Dunk Star was the first project to be developed by Sammy for the Neo Geo and would have been the first basketball release for the platforms. Although its production number during development remains unknown, it is generally believed to be assigned with the number 28. The game was first showcased publicly in a playable state to attendees of the Summer Consumer Electronics Show in June 1991 at SNK's booth alongside other then-upcoming titles for the Neo Geo such as Blue's Journey by Alpha Denshi and Legend of Success Joe by Wave Corporation, among others displayed at the showfloor. The title was also showcased at the AOU Show, Amusement & Music Operators Association Show (AMOA) and Amusement Machine Show events held on the same year respectively.

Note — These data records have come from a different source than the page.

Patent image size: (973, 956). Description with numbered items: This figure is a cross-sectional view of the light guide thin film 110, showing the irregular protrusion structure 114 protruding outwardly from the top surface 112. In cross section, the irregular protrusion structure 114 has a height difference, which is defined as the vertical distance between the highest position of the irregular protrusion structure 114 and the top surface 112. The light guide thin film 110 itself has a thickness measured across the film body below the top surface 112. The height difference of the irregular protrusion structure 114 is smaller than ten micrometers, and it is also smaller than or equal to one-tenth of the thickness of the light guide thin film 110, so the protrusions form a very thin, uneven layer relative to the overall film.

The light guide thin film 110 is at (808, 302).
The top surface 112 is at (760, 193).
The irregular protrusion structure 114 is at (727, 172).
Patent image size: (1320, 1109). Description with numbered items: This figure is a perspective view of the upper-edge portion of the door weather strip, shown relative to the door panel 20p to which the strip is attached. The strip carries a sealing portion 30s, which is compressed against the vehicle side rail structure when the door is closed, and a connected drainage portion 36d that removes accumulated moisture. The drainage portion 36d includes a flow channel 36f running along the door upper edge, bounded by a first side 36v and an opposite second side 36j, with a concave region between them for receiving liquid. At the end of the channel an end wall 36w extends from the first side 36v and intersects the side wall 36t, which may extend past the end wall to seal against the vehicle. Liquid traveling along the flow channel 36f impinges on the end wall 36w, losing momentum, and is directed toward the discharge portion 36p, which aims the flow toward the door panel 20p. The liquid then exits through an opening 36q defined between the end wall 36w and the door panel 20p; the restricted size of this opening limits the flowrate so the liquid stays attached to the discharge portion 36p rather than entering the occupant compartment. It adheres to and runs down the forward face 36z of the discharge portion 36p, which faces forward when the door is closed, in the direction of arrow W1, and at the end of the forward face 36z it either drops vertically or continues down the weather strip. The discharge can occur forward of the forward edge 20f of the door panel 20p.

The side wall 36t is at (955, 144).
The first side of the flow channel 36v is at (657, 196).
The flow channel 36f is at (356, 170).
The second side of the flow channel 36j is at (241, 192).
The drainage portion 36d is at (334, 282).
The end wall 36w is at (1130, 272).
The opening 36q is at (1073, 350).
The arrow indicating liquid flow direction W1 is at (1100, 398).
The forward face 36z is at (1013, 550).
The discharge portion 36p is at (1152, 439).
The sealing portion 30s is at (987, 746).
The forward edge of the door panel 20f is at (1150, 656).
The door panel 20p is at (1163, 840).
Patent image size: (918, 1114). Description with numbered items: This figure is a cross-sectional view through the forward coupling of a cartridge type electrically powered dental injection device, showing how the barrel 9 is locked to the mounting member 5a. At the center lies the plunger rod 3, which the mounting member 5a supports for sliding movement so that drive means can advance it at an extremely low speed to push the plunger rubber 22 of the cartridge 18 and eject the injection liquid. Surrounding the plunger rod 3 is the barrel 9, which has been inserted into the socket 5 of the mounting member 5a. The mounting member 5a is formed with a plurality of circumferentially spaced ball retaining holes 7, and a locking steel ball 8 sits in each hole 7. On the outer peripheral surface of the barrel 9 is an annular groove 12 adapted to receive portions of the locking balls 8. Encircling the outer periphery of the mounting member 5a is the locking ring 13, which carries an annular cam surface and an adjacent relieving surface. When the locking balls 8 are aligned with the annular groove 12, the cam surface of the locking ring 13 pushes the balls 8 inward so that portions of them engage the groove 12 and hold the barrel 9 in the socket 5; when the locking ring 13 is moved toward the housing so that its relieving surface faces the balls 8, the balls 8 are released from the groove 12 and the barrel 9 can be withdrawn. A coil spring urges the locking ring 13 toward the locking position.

Despite Dunk Star being previewed in magazines such as Gamest and demoed across various trade shows, it was ultimately shelved for unknown reasons, but several possible factors have been given as to why the title was never released in recent years, though Sammy would later publish a game called Super Dunk Star for the Super Famicom on April 28, 1993, in Japan, sharing various similarities with the unreleased title. The only known gameplay footage of the project was featured on a 1996 VHS tape sent to subscribers of the Neo Geo DHP mailing list called Neo Geo Collector's Tape. In 2002, an official promotional flyer of the game that was printed for arcade distributors and operators in January 1991 was discovered. Between 2002 and 2005, emulated screenshots from a prototype cartridge also surfaced online, indicating that the ROM image of the game has been preserved but not made widely available to public.